3.1 Comparison Between Different Crop Management Techniques

  • CALEX

    Advantage : It defines adequate scheduling rules for crop management activities.

    Disadvantage: It is time-consuming.

  • Artificial neural network (ANN)

    Advantage: It predicts the yield of crop and nutritional disorder in crops.

    Disadvantage: It requires a lot of data for prediction, and it is time-consuming [26].

  • Fuzzy logic

    Advantage: It detects the insects that attack the crops.

    Disadvantage: It fails to differentiate between pests and weeds.

3.2 Comparison Between Different Soil Management Techniques

  • Management-oriented modeling (MOM)

    Advantage: It reduces nitrate leaching, thereby increasing production.

    Disadvantage: It is time-consuming and works only with nitrogen.

  • Decision support system (DSS)

    Advantage: It minimizes soil erosion to a large extent.

    Disadvantage: It requires a large amount of data.
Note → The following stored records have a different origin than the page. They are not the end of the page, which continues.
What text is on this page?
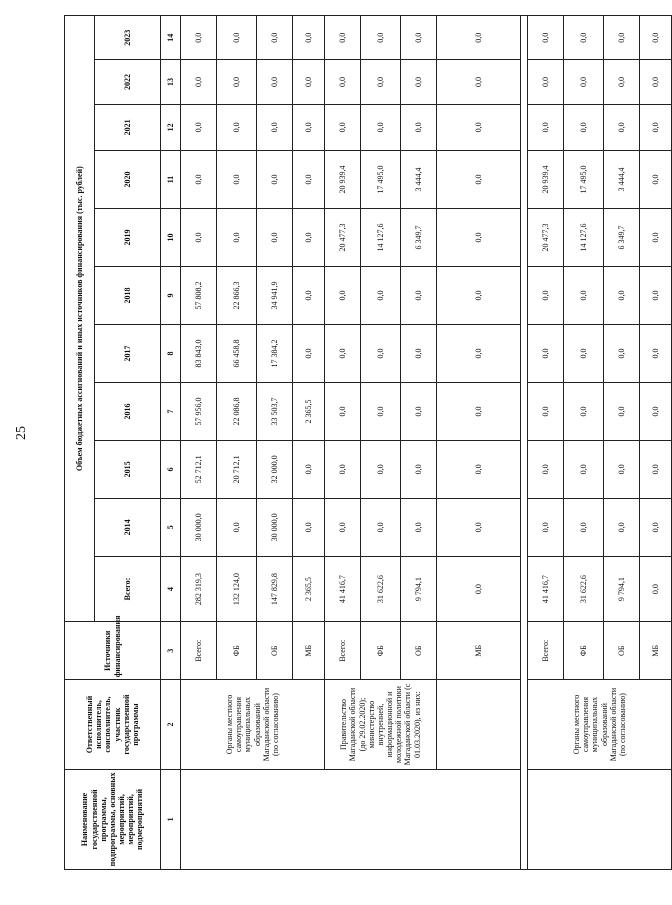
25
Наименование государственной программы, подпрограммы, основных мероприятий, мероприятий, подмероприятий	Ответственный исполнитель, соисполнитель, участник государственной программы	Источники финансирования	Объем бюджетных ассигнований и иных источников финансирования (тыс. рублей)										
			Всего:	2014	2015	2016	2017	2018	2019	2020	2021	2022	2023
1	2	3	4	5	6	7	8	9	10	11	12	13	14
	Органы местного самоуправления муниципальных образований Магаданской области (по согласованию)	Всего:	282 319,3	30 000,0	52 712,1	57 956,0	83 843,0	57 808,2	0,0	0,0	0,0	0,0	0,0
		ФБ	132 124,0	0,0	20 712,1	22 086,8	66 458,8	22 866,3	0,0	0,0	0,0	0,0	0,0
		ОБ	147 829,8	30 000,0	32 000,0	33 503,7	17 384,2	34 941,9	0,0	0,0	0,0	0,0	0,0
		МБ	2 365,5	0,0	0,0	2 365,5	0,0	0,0	0,0	0,0	0,0	0,0	0,0
	Правительство Магаданской области (до 29.02.2020); министерство внутренней, информационной и молодежной политики Магаданской области (с 01.03.2020), из них:	Всего:	41 416,7	0,0	0,0	0,0	0,0	0,0	20 477,3	20 939,4	0,0	0,0	0,0
		ФБ	31 622,6	0,0	0,0	0,0	0,0	0,0	14 127,6	17 495,0	0,0	0,0	0,0
		ОБ	9 794,1	0,0	0,0	0,0	0,0	0,0	6 349,7	3 444,4	0,0	0,0	0,0
		МБ	0,0	0,0	0,0	0,0	0,0	0,0	0,0	0,0	0,0	0,0	0,0

	Органы местного самоуправления муниципальных образований Магаданской области (по согласованию)	Всего:	41 416,7	0,0	0,0	0,0	0,0	0,0	20 477,3	20 939,4	0,0	0,0	0,0
		ФБ	31 622,6	0,0	0,0	0,0	0,0	0,0	14 127,6	17 495,0	0,0	0,0	0,0
		ОБ	9 794,1	0,0	0,0	0,0	0,0	0,0	6 349,7	3 444,4	0,0	0,0	0,0
		МБ	0,0	0,0	0,0	0,0	0,0	0,0	0,0	0,0	0,0	0,0	0,0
  • Artificial neural network (ANN)

    Advantage: It is cost-efficient and can predict soil moisture and soil texture.

    Disadvantage: Prediction depends on weather conditions.

3.3 Comparison Between Different Disease Management Techniques

  • Computer vision system (CVS)

    Advantage: It supports multitasking and works with a high speed.

    Disadvantage: Its magnitude-based detection affects the quality of some crops.

  • Web-based expert system

    Advantage: It is cost-effective and provides a high performance.

    Disadvantage: It depends upon the Internet service.

  • Fuzzy logic

    Advantage: It provides more accuracy, and it is eco-friendly.

    Disadvantage: It is expensive and time-consuming.

3.4 Comparison Between Different Weed Management Techniques

  • Digital image analysis (DIA)

    Advantage: It provides an accuracy rate of more than 85%.

    Disadvantage: It is time-consuming.

  • Support vector machine (SVM)

    Advantage: It detects stress in the crops in a concise time.

    Disadvantage: Only low levels of nitrogen are detected.

  • Learning vector quantization (LVQ)

    Advantage: It provides a high weed detection rate.

    Disadvantage: It is quite expensive.

4 Conclusion

Artificial intelligence arrangements need to turn out to be progressively suitable to guarantee that this innovation arrives at the cultivating network. On the off chance that the AI intellectual arrangements are offered on an open-source platform that would make the arrangements progressively moderate, which in the long run will bring about the quicker selection and more prominent knowledge among the farmers. AI presents massive open doors in agricultural applications. Farming arrangements that are AI-fueled empower a farmer to accomplish more with less, upgrading the quality of the crops. In this chapter, the emphasis is on more brilliant, better, and progressively productive yield, developing strategies to fulfill the country’s developing food requirements. Worldwide, the population is relied upon arriving at more than eight billion by 2045, which will require an expansion in rural creation by 70% to satisfy the interest. Just about 10% of this expanded creation may originate from unused lands, and the rest ought to be satisfied by current crop production. In this specific circumstance, most recent farming techniques can bring a huge change in agricultural practices. This chapter thought about every one of these viewpoints. It featured the job of different innovations, particularly IoT, to make agriculture more brilliant and progressively effective to meet future desires. For this reason, remote sensors, unmanned aerial vehicles (UAVs), distributed computing, correspondence advancements were discussed altogether.